Great, now that that's done, I can do the same for the Google Play data set.

In [None]:
category_frequency_table = freq_table(android_free, 1)
for genre in category_frequency_table:
    total = 0
    len_category = 0
    for row in android_free:
        category_app = row[1]
        if category_app == genre:
            installs = row[5]
            installs = installs.replace('+','')
            installs = installs.replace(',','')
            total += float(installs)
            len_category += 1
    avg_num_of_installs = total/len_category
    print(genre, round(avg_num_of_installs, 3))
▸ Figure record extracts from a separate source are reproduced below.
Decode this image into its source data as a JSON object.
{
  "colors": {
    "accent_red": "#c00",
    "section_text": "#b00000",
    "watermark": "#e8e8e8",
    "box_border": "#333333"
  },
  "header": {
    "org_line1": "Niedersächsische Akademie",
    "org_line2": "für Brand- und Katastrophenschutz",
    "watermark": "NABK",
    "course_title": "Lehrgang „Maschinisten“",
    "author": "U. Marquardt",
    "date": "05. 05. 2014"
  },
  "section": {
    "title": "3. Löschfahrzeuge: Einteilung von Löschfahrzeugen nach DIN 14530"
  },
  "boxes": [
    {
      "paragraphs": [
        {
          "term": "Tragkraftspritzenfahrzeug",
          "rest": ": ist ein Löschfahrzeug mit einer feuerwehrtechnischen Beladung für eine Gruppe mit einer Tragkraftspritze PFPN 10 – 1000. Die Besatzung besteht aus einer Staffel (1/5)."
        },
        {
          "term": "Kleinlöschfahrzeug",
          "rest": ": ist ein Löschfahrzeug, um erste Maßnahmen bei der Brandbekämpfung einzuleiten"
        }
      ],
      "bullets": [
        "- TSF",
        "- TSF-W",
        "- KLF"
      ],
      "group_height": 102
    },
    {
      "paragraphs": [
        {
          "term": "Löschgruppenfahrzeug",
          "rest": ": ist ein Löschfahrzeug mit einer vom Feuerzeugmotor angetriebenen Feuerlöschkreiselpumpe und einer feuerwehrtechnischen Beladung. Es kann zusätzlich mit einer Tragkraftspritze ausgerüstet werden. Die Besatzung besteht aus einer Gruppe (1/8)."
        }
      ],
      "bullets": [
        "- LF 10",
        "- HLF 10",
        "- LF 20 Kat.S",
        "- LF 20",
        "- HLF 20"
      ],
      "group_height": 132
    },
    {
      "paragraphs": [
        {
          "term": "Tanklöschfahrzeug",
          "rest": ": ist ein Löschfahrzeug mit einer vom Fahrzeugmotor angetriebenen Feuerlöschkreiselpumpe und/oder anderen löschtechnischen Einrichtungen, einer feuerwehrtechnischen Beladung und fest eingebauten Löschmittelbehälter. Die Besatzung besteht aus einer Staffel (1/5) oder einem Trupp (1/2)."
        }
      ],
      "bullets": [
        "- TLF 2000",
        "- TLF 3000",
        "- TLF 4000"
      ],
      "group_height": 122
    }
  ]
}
ART_AND_DESIGN 1986335.088
AUTO_AND_VEHICLES 647317.817
BEAUTY 513151.887
BOOKS_AND_REFERENCE 8814199.788
BUSINESS 1712290.147
COMICS 832613.889
COMMUNICATION 38590581.087
DATING 854028.83
EDUCATION 1833495.146
ENTERTAINMENT 11640705.882
EVENTS 253542.222
FINANCE 1387692.476
FOOD_AND_DRINK 1924897.736
HEALTH_AND_FITNESS 4188821.985
HOUSE_AND_HOME 1360598.042
LIBRARIES_AND_DEMO 638503.735
LIFESTYLE 1446158.224
GAME 15544014.51
FAMILY 3697848.173
MEDICAL 120550.62
SOCIAL 23253652.127
SHOPPING 7036877.312
PHOTOGRAPHY 17840110.402
SPORTS 3650602.277
TRAVEL_AND_LOCAL 13984077.71
TOOLS 10830251.971
PERSONALIZATION 5201482.612
PRODUCTIVITY 16787331.345
PARENTING 542603.621
WEATHER 5145550.286
VIDEO_PLAYERS 24727872.453
NEWS_AND_MAGAZINES 9549178.468
MAPS_AND_NAVIGATION 4049274.634


It seems from the data above that the 'Shopping' category is much more popular in the Google Play store than in the App Store. This shouldn't surprise us, as it was clear that the Google Play store had a larger focus on practicality than the App Store did. This shows that our developer team at Harvestly will be better off creating a native android application before working on the iOS version, as the android platform is more likely to be more successful for Harvestly's needs.